We use this assay to assess whether plant foods contain phytosteriods, which can affect physiological processes in animals, as well as behavior and reproductive success. This assay provides a simple and reliable method for determining whether plants produce estrogenic compounds with biological activity. This method was developed initially to screen drugs with xenoestrogen activity for applications in medicine.
For example, inhibiting cell proliferation. We are using it to provide insight into primate ecology and evolution. It is important to have practice working with aseptic technique in a clean environment prior to attempting this assay, as it is very sensitive to contamination.
Begin by freeze-drying the fresh plant items with the lyophilizer, then finely grind them using a grinding mill with a 0.85 millimeter mesh screen. Store the ground samples in bags in the dark until extraction. To extract any potential phytosteroids in the plants, add dried sample to an appropriately sized flask, then at HPLC grade methanol.
Cover the plant methanol solution with aluminum foil and set it to rotate at 100 RPM for three days on an orbital shaker. After three days, use filter paper to decant the supernate and into a drip filtration system. Dry the plant extract with a rotary evaporator until it is thickened, but pourable in a 300 milliliter round bottom flask.
Pour the sample into a 50 milliliter flask and rinse the large flask with a small amount of methanol, then continue to dry the sample in the small flask until the methanol is completely evaporated. When finished, weigh the sample residue with an analytical balance and record the mass. Dissolve the plant extract in DMSO at a concentration of 0.1 gram of extract to two milliliters of DMSO and vortex it until homogenized.
DMSO is not toxic on its own, but it is a vehicle that allows other substances to cross membranes. Since we do not know if our plants contain toxic chemicals, all are treated as if they're hazardous. Do not allow the solution to touch skin, replace gloves if contaminated, and wear thick, close-toed shoes and lab coats.
Store the sample at four degrees Celsius in amber glass vials until ready to use. Vortex the samples, then add four microliters of each sample to 496 microliters of compound screening medium to yield a 0.8%DMSO solution. Disinfect the outside surface of a pre-warmed cell recovery medium tube with 70%ethanol and transfer 10 milliliters of the medium into a tube of frozen reporter cells to thaw them.
Close the tube of reporter cells and place it in a 37 degrees Celsius water bath for five to 10 minutes. After retrieving the cells from the water bath, gently invert the tube several times to break up aggregates of cells and produce a homogenous suspension, then clean the surface of the tube with 70%ethanol. Use a multi-channel pipette to dispense 100 microliters of the reporter cell suspension into each well of a 96 well plate, then dispense 100 microliters of samples in triplicate into the appropriate wells.
Incubate the plate at 37 degrees Celsius and 5%carbon dioxide for 22 to 24 hours. Just prior to the end of the plate incubation remove detection substrate and detection buffer from the refrigerator and place them in a low light area until equilibrated to room temperature, then gently invert each tube to mix the solutions. Immediately before the plate incubation is complete, pour the entire contents of the detection buffer into the tube of detection substrate to create luciferase detection reagent.

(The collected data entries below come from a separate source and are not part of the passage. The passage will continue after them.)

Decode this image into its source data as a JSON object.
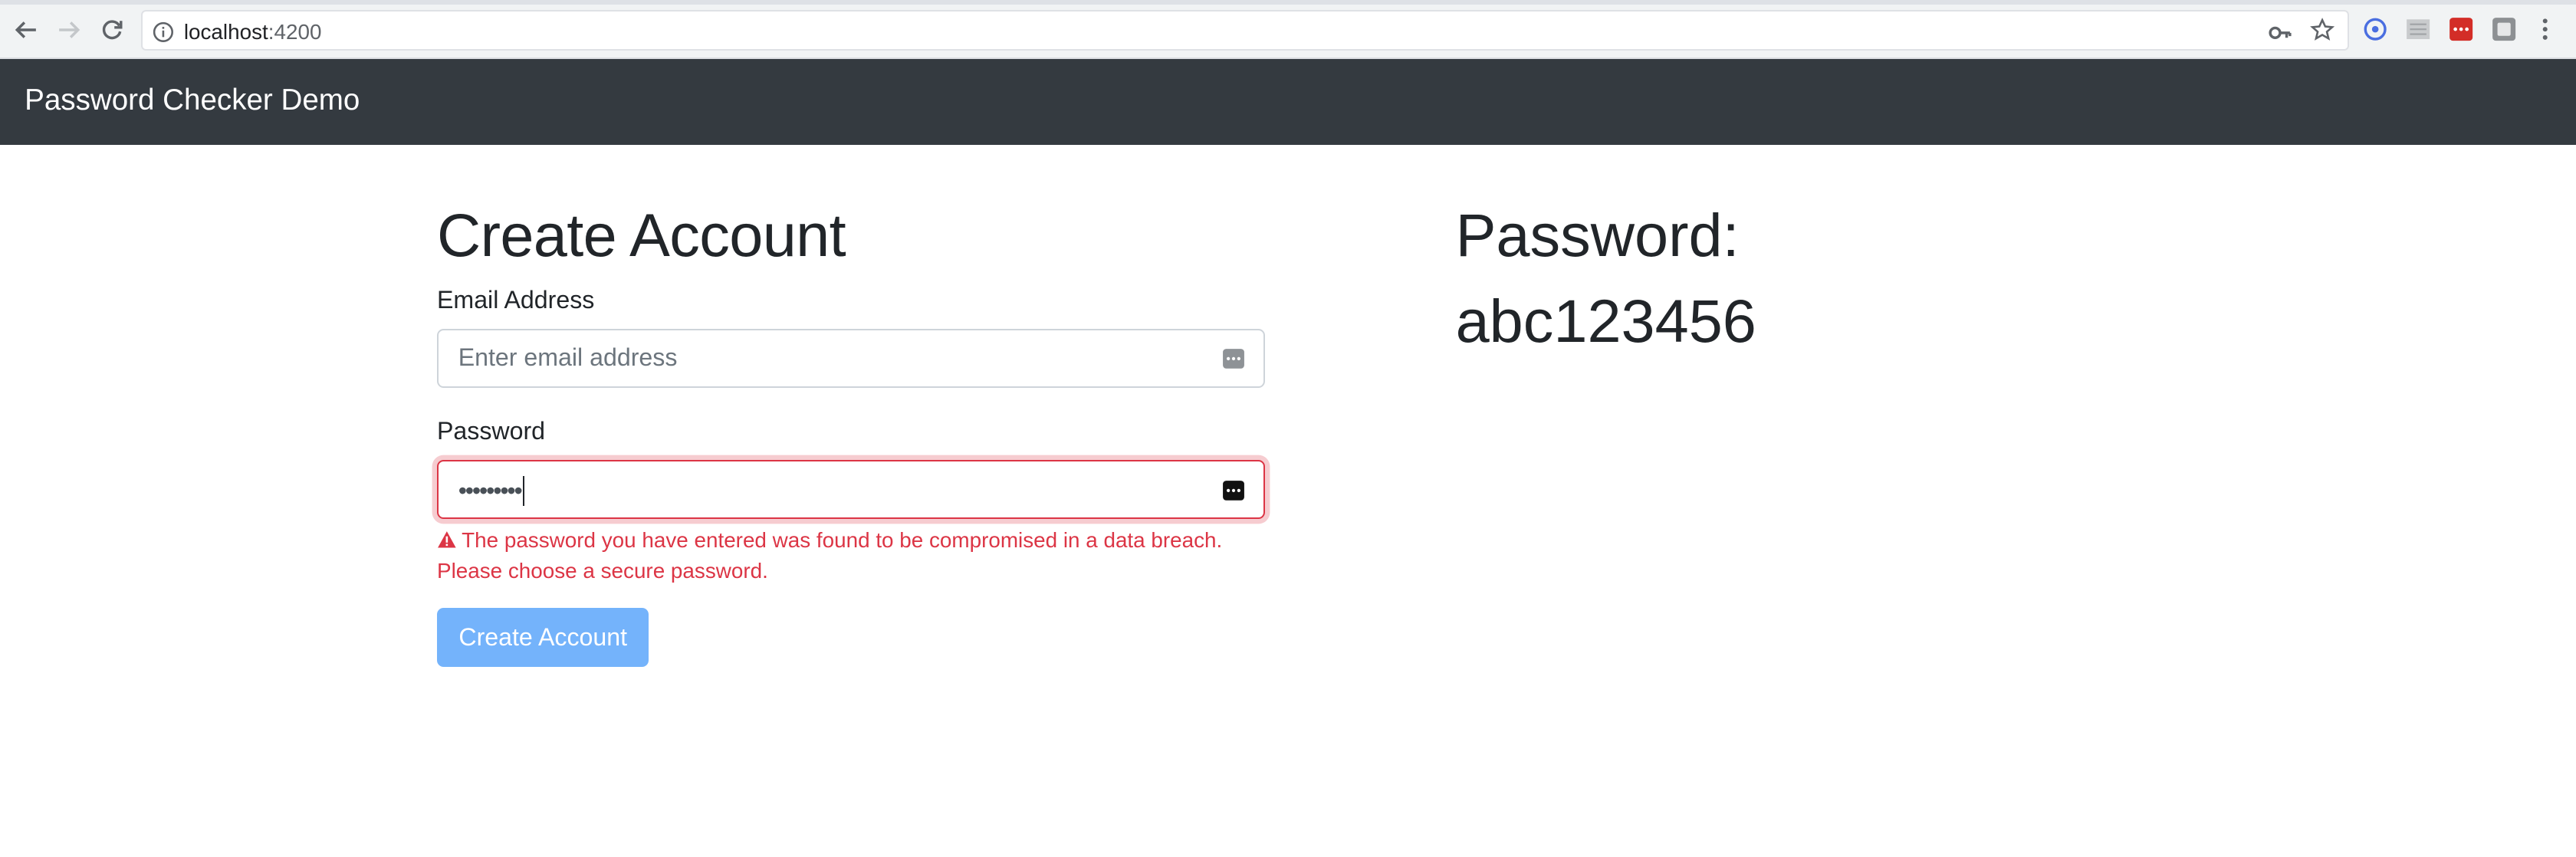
{
  "browser": {
    "url_host": "localhost",
    "url_port": ":4200"
  },
  "navbar": {
    "brand": "Password Checker Demo"
  },
  "form": {
    "title": "Create Account",
    "email_label": "Email Address",
    "email_placeholder": "Enter email address",
    "password_label": "Password",
    "password_masked": "•••••••••",
    "error_message": "The password you have entered was found to be compromised in a data breach. Please choose a secure password.",
    "submit_label": "Create Account"
  },
  "preview": {
    "heading": "Password:",
    "value": "abc123456"
  },
  "colors": {
    "navbar": "#343a40",
    "error": "#dc3545",
    "button": "#74b3fb"
  },
  "icons": [
    "back-arrow-icon",
    "forward-arrow-icon",
    "reload-icon",
    "info-icon",
    "key-icon",
    "star-icon",
    "password-manager-icon",
    "warning-icon",
    "menu-dots-icon"
  ]
}
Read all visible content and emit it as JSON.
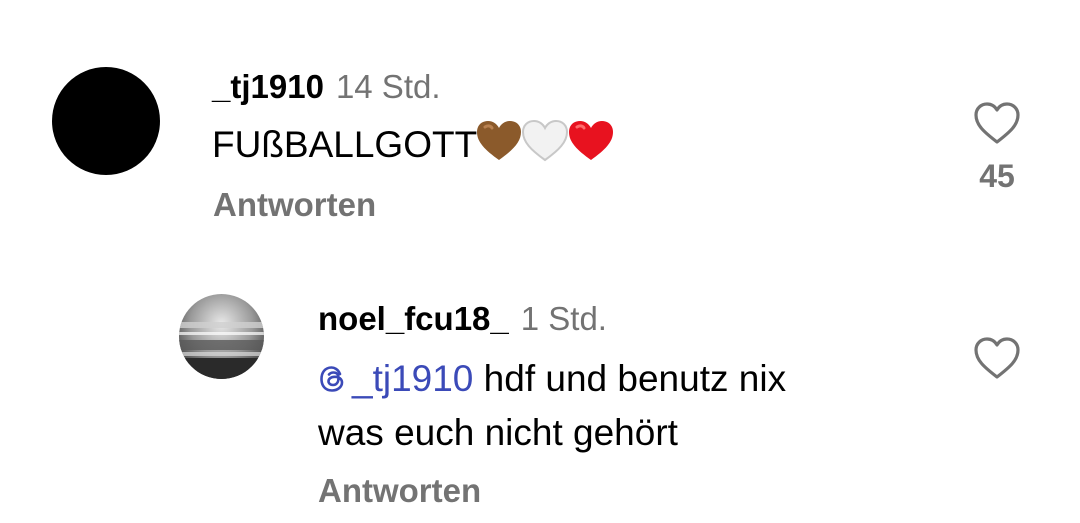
{
  "comments": [
    {
      "username": "_tj1910",
      "timestamp": "14 Std.",
      "text": "FUßBALLGOTT",
      "emojis": [
        "brown-heart",
        "white-heart",
        "red-heart"
      ],
      "reply_label": "Antworten",
      "like_count": "45",
      "like_icon": "heart-outline-icon"
    },
    {
      "username": "noel_fcu18_",
      "timestamp": "1 Std.",
      "mention": "_tj1910",
      "text_line1": "hdf und benutz nix",
      "text_line2": "was euch nicht gehört",
      "reply_label": "Antworten",
      "like_icon": "heart-outline-icon"
    }
  ],
  "colors": {
    "secondary_text": "#737373",
    "mention": "#3b4ab8",
    "brown_heart": "#8b5a2b",
    "red_heart": "#e8121f"
  }
}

Mix the tube gently so as not to produce foam. Discard the contents of the sample plate into inappropriate waste container and gently tap it on a clean absorbent paper towel to remove the last droplets from the wells. Add 100 microliters of the luciferase detection reagent to each well and allow the assay plate to rest at room temperature for 15 minutes, then quantify the luminescence using a 96 well plate reading luminometer.
22 extracts of fruits and vegetables commonly found in human diets were screened for the presence of estrogenic compounds. Estrogenic activity is presented in an ordinal qualitative manner of high, medium, low, or no activity. Organic and non-organic soybeans screened at high levels of activity, while all other fruit and vegetable items registered no activity.
Comparing soybean results to the standard curve also shows that they have high estrogenic activity levels at this concentration. Soybean extract, a known potent source of the isoflavones, daidzein and genistein, was further used to determine the dilution yielding a 50%signal to the maximum. This extract requires 422 times more dilution to produce half the signal of our standard dilution protocol.
Samples identified with activity could be sent for analysis by mass spectrometry to identify the active chemicals. Using an antagonist method, we could also determine if the plant food contains chemicals that reduce the binding and activity of endogenous estrogens. This technique allows us to further our understanding of how prevalent estrogenic foods are in primate diets, as well as how consumption of phytoestrogens affects physiology and behavior when the assay is combined with fecal hormone analyses and field data.